Technology is evolving rapidly, disrupting industries and introducing new ways of working. It is impacting on business models, revolutionising business processes, and allowing businesses to make informed decisions by tracking and responding to real-time data. Employees now use multiple devices and access corporate information from remote locations, causing concerns about cybersecurity. A new breed of employee has also entered the workforce i.e. the digital native, meaning workforces are multi-generational and one-size-fits-all HR models are no longer suitable. This was the focus of our Thought Leaders breakfast on Workplace Revolution with Anthon Muller, Head of Enterprise Mobility at Vodacom, and Michele Doyle, Associate Director and HR consultant at PwC.
Anton Muller opened the session highlighting that 45% of employees now use two or more mobile devices making mobility top of the IT agenda. With this explosion of device usage, employees are now continuously connected, making them more productive, but also making data security an issue. In a survey of decision makers, 97% have made data security a top priority especially with the knowledge that 90% of hacking is happening at the endpoint i.e. through mobile devices. Anthon says that future workplace trends include mobility, cloud, social media, artificial intelligence, Big Data, and analytics, which are all enablers of the future workplace.
Businesses need to adopt progressive technologies to transform their organisations and attract the right employees. However, digital planning needs to be an integral part of an organisation’s strategy and should be led from the top. By adopting design thinking, both within the organisation and externally, organisations should look at what devices and technologies are required to perform jobs more efficiently, how these devices connect to your network and mobilise your ERP systems. Globally, the security issues are less about managing the devices, but rather the apps which can be controlled remotely.
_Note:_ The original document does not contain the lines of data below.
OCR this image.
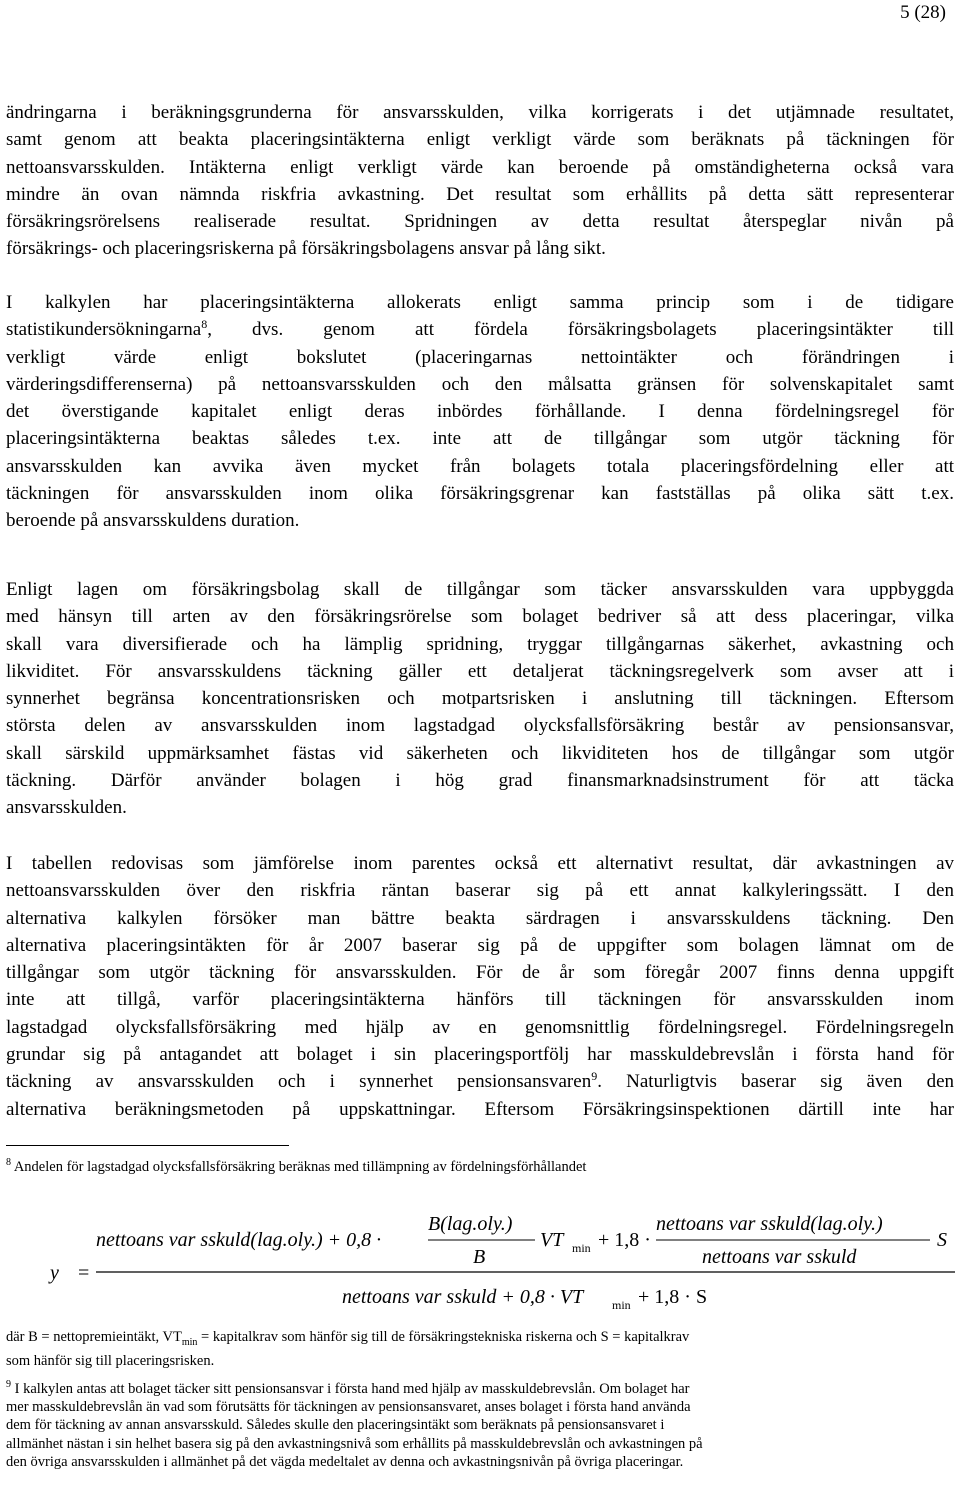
5 (28)
ändringarna i beräkningsgrunderna för ansvarsskulden, vilka korrigerats i det utjämnade resultatet,
samt genom att beakta placeringsintäkterna enligt verkligt värde som beräknats på täckningen för
nettoansvarsskulden. Intäkterna enligt verkligt värde kan beroende på omständigheterna också vara
mindre än ovan nämnda riskfria avkastning. Det resultat som erhållits på detta sätt representerar
försäkringsrörelsens realiserade resultat. Spridningen av detta resultat återspeglar nivån på
försäkrings- och placeringsriskerna på försäkringsbolagens ansvar på lång sikt.
I kalkylen har placeringsintäkterna allokerats enligt samma princip som i de tidigare
statistikundersökningarna$^8$, dvs. genom att fördela försäkringsbolagets placeringsintäkter till
verkligt värde enligt bokslutet (placeringarnas nettointäkter och förändringen i
värderingsdifferenserna) på nettoansvarsskulden och den målsatta gränsen för solvenskapitalet samt
det överstigande kapitalet enligt deras inbördes förhållande. I denna fördelningsregel för
placeringsintäkterna beaktas således t.ex. inte att de tillgångar som utgör täckning för
ansvarsskulden kan avvika även mycket från bolagets totala placeringsfördelning eller att
täckningen för ansvarsskulden inom olika försäkringsgrenar kan fastställas på olika sätt t.ex.
beroende på ansvarsskuldens duration.
Enligt lagen om försäkringsbolag skall de tillgångar som täcker ansvarsskulden vara uppbyggda
med hänsyn till arten av den försäkringsrörelse som bolaget bedriver så att dess placeringar, vilka
skall vara diversifierade och ha lämplig spridning, tryggar tillgångarnas säkerhet, avkastning och
likviditet. För ansvarsskuldens täckning gäller ett detaljerat täckningsregelverk som avser att i
synnerhet begränsa koncentrationsrisken och motpartsrisken i anslutning till täckningen. Eftersom
största delen av ansvarsskulden inom lagstadgad olycksfallsförsäkring består av pensionsansvar,
skall särskild uppmärksamhet fästas vid säkerheten och likviditeten hos de tillgångar som utgör
täckning. Därför använder bolagen i hög grad finansmarknadsinstrument för att täcka
ansvarsskulden.
I tabellen redovisas som jämförelse inom parentes också ett alternativt resultat, där avkastningen av
nettoansvarsskulden över den riskfria räntan baserar sig på ett annat kalkyleringssätt. I den
alternativa kalkylen försöker man bättre beakta särdragen i ansvarsskuldens täckning. Den
alternativa placeringsintäkten för år 2007 baserar sig på de uppgifter som bolagen lämnat om de
tillgångar som utgör täckning för ansvarsskulden. För de år som föregår 2007 finns denna uppgift
inte att tillgå, varför placeringsintäkterna hänförs till täckningen för ansvarsskulden inom
lagstadgad olycksfallsförsäkring med hjälp av en genomsnittlig fördelningsregel. Fördelningsregeln
grundar sig på antagandet att bolaget i sin placeringsportfölj har masskuldebrevslån i första hand för
täckning av ansvarsskulden och i synnerhet pensionsansvaren$^9$. Naturligtvis baserar sig även den
alternativa beräkningsmetoden på uppskattningar. Eftersom Försäkringsinspektionen därtill inte har

$^8$ Andelen för lagstadgad olycksfallsförsäkring beräknas med tillämpning av fördelningsförhållandet

y =
nettoans var sskuld(lag.oly.) + 0,8 ·
B(lag.oly.)
B
VT min + 1,8 ·
nettoans var sskuld(lag.oly.)
nettoans var sskuld
S
nettoans var sskuld + 0,8 · VT min + 1,8 · S

där B = nettopremieintäkt, $VT_{min}$ = kapitalkrav som hänför sig till de försäkringstekniska riskerna och S = kapitalkrav
som hänför sig till placeringsrisken.

$^9$ I kalkylen antas att bolaget täcker sitt pensionsansvar i första hand med hjälp av masskuldebrevslån. Om bolaget har
mer masskuldebrevslån än vad som förutsätts för täckningen av pensionsansvaret, anses bolaget i första hand använda
dem för täckning av annan ansvarsskuld. Således skulle den placeringsintäkt som beräknats på pensionsansvaret i
allmänhet nästan i sin helhet basera sig på den avkastningsnivå som erhållits på masskuldebrevslån och avkastningen på
den övriga ansvarsskulden i allmänhet på det vägda medeltalet av denna och avkastningsnivån på övriga placeringar.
Focusing on the people aspect of the changing workplace, Michele Doyle of PwC spoke about how we create a future fit workforce. Workplaces are now made up of three generations: Baby Boomers at 21%, Generation X (born from 1965) at 29%, Generation Y (or Millennials born from 1980) at 45% with Generation Z starting to enter the workforce (born from 1994). These generations have different motivations and values relating to work, which requires greater understanding and communication. Millennials, who will make up 50% of the workforce by 2020, value job satisfaction, training and personal development above financial rewards, but can appear to be less loyal and more self-focused. Dealing with a multi-generational workforce requires breaking down the stereotypes and encouraging discussion.
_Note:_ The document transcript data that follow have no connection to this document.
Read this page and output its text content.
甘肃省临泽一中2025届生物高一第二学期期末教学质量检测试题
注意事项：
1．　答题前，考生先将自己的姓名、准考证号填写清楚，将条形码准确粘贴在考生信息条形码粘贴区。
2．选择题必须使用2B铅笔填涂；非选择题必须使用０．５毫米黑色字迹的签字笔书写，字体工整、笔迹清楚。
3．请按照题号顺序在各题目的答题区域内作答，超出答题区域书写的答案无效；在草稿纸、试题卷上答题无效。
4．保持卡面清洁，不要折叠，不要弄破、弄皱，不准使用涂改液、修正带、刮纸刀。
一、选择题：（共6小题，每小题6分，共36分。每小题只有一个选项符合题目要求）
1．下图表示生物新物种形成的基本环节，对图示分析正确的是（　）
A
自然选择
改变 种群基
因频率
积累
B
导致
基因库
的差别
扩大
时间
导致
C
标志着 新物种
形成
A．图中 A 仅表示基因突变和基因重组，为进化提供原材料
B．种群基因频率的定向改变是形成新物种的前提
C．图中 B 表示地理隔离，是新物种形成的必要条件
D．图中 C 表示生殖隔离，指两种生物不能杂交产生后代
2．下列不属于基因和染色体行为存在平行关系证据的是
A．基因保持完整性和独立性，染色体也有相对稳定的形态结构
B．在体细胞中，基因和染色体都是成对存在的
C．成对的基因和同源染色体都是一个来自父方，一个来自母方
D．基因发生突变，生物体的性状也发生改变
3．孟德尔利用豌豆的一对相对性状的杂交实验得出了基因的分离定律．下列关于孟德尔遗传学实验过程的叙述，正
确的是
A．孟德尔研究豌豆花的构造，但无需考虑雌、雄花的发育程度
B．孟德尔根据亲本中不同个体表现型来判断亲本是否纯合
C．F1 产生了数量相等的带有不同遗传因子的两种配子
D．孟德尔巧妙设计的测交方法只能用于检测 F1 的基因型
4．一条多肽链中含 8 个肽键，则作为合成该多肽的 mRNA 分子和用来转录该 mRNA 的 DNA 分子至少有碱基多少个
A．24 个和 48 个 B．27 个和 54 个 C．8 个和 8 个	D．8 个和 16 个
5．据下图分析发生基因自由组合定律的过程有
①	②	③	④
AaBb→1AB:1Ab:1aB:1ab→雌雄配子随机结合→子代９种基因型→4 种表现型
The PwC CEO survey shows that businesses understand the need to innovate, which means adopting different approaches in order to encourage smart thinking. With automation and robots being future disruptive business trends, businesses also need to factor in which jobs robots and artificial intelligence are going to take over as part of their strategies. Interestingly for PwC, one of the highest likely skills to be automated is accounting – the question is, which people skills do you require to support this transformation? Michele concluded by highlighting that women are still under represented at a senior level globally with only 17% of women in leadership positions in Fortune 500 companies. Technology is providing flexible working spaces, which is especially pertinent for working mothers, and organisations need to adopt these strategies to create an inclusive workforce.